If you discover that your pet has been hit by a car, approach with caution. Be sure you are safe from oncoming traffic and avoid being bitten by the injured animal.
The pet should be safely removed from the roadway quickly and carefully so that you, your pet and approaching motorists are safe from further accidents. Once the pet is moved from the roadway, checked to see if it is breathing. If there is no breath or pulse, CPR can be performed.
Any injured animal should be muzzled for your own safety.
The only exceptions to this would be:
An animal with chest injuries
Short nosed breeds (brachycephalic breeds like Pugs)
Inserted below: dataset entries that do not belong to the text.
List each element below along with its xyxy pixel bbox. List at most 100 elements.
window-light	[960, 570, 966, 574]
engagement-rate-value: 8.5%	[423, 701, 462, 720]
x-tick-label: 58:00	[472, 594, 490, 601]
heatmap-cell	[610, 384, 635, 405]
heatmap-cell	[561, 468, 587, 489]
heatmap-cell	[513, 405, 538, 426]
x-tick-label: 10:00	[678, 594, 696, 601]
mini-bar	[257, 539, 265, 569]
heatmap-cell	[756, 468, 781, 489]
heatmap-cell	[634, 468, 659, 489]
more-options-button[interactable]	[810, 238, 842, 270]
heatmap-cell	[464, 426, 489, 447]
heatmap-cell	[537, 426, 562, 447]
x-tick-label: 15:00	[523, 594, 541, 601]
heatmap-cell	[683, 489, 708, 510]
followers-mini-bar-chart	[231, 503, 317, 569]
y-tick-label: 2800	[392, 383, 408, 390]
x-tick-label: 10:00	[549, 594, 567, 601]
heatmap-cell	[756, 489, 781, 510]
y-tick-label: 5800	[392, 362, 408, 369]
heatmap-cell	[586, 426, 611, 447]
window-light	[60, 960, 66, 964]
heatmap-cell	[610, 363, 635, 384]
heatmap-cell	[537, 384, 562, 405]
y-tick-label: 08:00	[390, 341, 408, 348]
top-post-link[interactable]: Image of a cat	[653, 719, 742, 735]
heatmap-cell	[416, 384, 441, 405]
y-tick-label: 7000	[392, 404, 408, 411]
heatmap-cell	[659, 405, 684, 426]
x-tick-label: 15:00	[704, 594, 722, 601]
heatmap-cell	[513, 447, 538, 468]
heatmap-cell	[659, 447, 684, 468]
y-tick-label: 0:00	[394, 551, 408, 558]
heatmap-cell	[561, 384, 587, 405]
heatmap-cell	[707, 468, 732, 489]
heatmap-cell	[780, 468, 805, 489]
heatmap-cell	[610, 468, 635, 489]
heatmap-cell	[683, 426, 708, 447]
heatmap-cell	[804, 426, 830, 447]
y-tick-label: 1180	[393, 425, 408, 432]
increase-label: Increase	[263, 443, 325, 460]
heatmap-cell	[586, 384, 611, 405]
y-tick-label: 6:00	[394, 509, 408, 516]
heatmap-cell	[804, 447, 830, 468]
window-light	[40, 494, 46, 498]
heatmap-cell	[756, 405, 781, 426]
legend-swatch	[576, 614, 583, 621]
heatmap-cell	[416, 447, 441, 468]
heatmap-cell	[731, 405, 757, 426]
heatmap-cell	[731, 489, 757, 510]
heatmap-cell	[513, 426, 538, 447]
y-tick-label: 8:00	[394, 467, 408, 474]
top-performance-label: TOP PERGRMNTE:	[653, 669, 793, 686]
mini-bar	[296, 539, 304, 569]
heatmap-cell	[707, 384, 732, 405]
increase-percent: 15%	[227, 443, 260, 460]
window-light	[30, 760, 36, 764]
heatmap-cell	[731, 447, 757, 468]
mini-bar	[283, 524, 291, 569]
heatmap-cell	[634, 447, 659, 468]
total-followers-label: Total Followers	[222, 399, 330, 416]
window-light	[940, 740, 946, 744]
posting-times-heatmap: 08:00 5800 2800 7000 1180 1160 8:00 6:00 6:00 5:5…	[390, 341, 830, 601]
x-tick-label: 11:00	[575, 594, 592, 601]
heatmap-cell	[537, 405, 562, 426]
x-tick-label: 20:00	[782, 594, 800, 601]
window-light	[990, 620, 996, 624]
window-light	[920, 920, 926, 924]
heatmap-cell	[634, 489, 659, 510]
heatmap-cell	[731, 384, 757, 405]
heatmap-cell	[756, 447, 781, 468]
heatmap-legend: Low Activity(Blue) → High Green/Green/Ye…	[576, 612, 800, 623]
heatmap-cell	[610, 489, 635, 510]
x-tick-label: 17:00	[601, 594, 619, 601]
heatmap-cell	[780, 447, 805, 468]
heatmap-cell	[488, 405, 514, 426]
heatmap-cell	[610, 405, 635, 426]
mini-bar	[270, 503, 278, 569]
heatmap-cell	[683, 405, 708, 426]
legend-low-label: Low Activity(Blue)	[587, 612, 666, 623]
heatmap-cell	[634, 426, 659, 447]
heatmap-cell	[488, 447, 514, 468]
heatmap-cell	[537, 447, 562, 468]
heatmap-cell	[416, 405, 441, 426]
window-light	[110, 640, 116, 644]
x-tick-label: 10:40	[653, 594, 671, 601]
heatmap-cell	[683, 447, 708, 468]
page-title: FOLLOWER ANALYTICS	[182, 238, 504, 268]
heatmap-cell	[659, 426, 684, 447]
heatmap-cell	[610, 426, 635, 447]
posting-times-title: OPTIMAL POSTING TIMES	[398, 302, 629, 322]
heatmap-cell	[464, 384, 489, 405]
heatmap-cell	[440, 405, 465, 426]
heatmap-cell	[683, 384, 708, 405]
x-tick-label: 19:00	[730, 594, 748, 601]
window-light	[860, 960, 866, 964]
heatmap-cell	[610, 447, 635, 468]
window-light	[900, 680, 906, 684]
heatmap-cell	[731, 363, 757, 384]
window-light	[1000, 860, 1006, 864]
An animal that is vomiting
Pet owners need to try to remember that after a dog or cat has been hit by a car, its first instinct is to flee and to ignore pain. In nature this instinct protects animals from predators, but for domesticated animals it can cause more problems. Very carefully examine every part of your pet and watch for signs of labored breathing or pain response. It is important to take your pet to a veterinarian immediately after a car accident, even if the pet seems to be okay after the incident. Even if the pet is not obviously bleeding, the possibility that they have internal injuries is very high.
Be sure to minimize head, neck and spinal motion.
A flat and firm piece of wood or cardboard can be used for supportive movement.
Cats can be placed in boxes to decrease stress related to the transport.
If the animal is not breathing, mouth-to-nose resuscitation & chest compressions can be performed.
Close the animal’s mouth and place your lips over the nostrils giving 3-4 strong breaths initially. If the animal does not start breathing on its own, 10-12 breaths should be given per minute.
If there is no heartbeat, perform 5 chest compressions and 1 quick breath.
Press down on the bleeding site with fingers/palm and apply a secure bandage using long pieces of fabric or gauze.
If the material applied becomes soaked with blood, do not remove it, just add more material and continue applying pressure. Duct/packaging tape can be used to secure the bandage if necessary.
Large and deep burns, chemical burns, and electrical burns and any burn of the face/airway need immediate attention.
Cold water can be applied to the area and covered with a nonstick dressing.
Do not remove any objects that have penetrated the skull, chest or abdomen.
Prevent further movement of the object.
Call your veterinarian or emergency animal hospital to let them know you are coming. They may also be able to assist you with first aid and initial treatment for shock. It will be helpful to you and the veterinarian if you can explain the situation and any related injuries.
The most life-threatening problems will be treated first. Upon arrival to the hospital, the staff will quickly assess your pet’s condition and assign priority of care to each problem. There will be questions regarding the situation to gather more information that the staff may not be able to determine from physical findings alone.
The veterinarian will probably use several tests to assess your dog’s injuries, including:
Shock will be treated using:
Administration of steroids
Administration of sedatives
Other supportive care methods
Pain can be controlled through pain relieving medications.
If the dog requires immediate surgery to repair broken limbs or organ damage then the dog will be anesthetized and the surgery will take place as soon as possible. How long the dog will need to stay in the hospital depends on the severity of the injuries.